In an oral presentation at the 6th International AIDS Society Conference on HIV Pathogenesis, Treatment and Prevention (IAS 2011) being held this week in Rome, Giovanni Guardeli of the Metabolic Clinic at the University of Medina and Reggio Emilia in Italy presented results from a study investigating the possible correlation between coronary arterial calcification (CAC) and low femoral (thigh bone) or lumbar spinal BMD in people living with HIV.

The study looked at 681 HIV positive people with no prior history of CVD. Participants were divided into those with high or low amounts of coronary calcium -- an indicator of development of atherosclerotic plaques, referred to as CAC score. 

Results

o      There was a trend toward an association between high CAC scores a low femoral BMD, but it was not statistically significant.

o      There was no association between CAC and low lumbar spine BMD.

o      There was no association between CAC score and femoral BMD when controlled for age and sex (Model 1).

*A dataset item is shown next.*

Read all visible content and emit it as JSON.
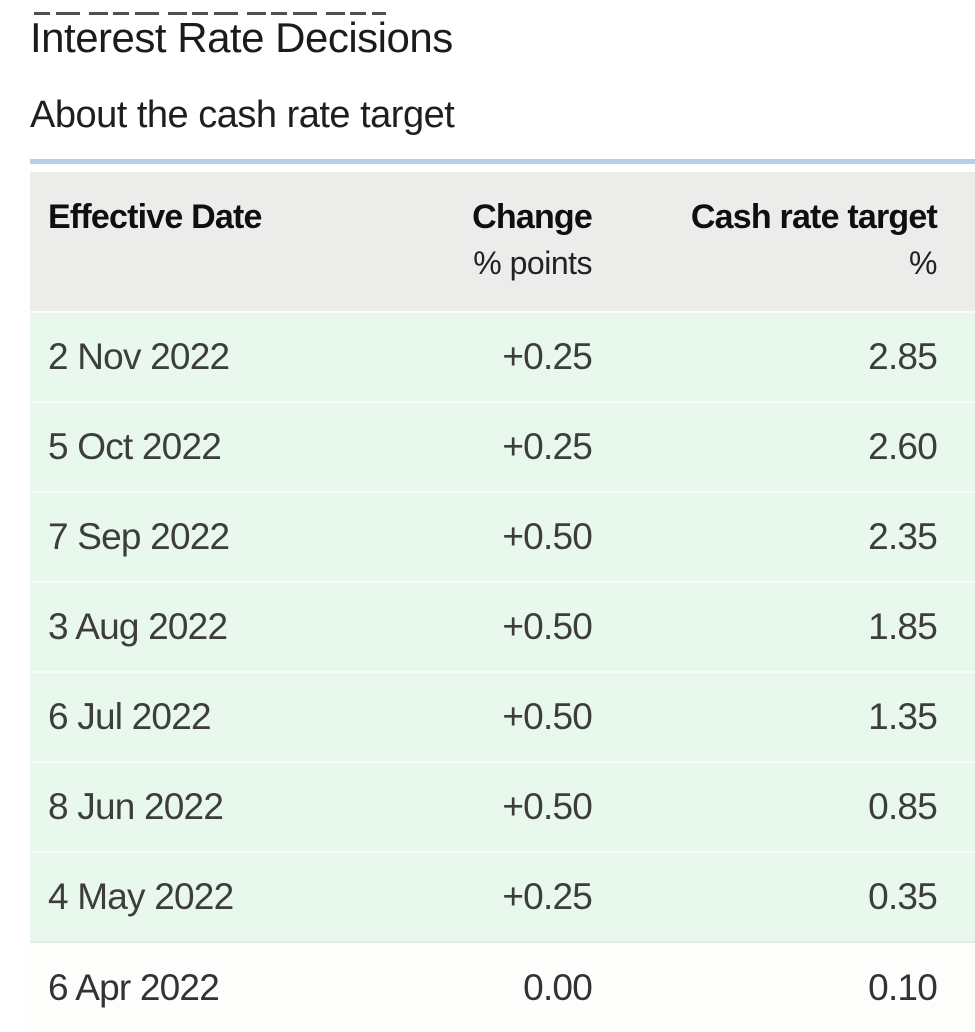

o      When traditional CVD risk factors (e.g. smoking, diabete) were added to Model 1, people with high CAC scores were just over 2 times more likely to have low femoral BMD (Model 2).

o      When HIV disease factors (e.g. CD4 count, HIV viral load) were added to Model 2, people with high CAC scores were 2.33 times more likely to have low femoral BMD  (Model 3).

o      When measures of kidney and thyroid function as well as vitamin D levels were added to Model 3, however, there was no additional increased risk of low femoral CVD  (Model 4).

o      No association was found between CAC score and lower spine BMD using any of these models.

Given the complex, multi-factorial nature of this phenomenon, extensive research is needed to fully uncover the factors that contribute to it. Guardeli’s study, suggesting a link between two important components of an emerging "ageing phenotype," brings us closer to solving or at least understanding this vexing problem.

7/19/11

Reference

A Bellasi, S Zona, G Orlando, et al. Coronary artery calcification is associated with femoral but not with lumbar spine mineral density. 6th International AIDS Society Conference on HIV Pathogenesis, Treatment and Prevention (IAS 2011). Rome. July 17-20, 2011. Abstract MOAB0102.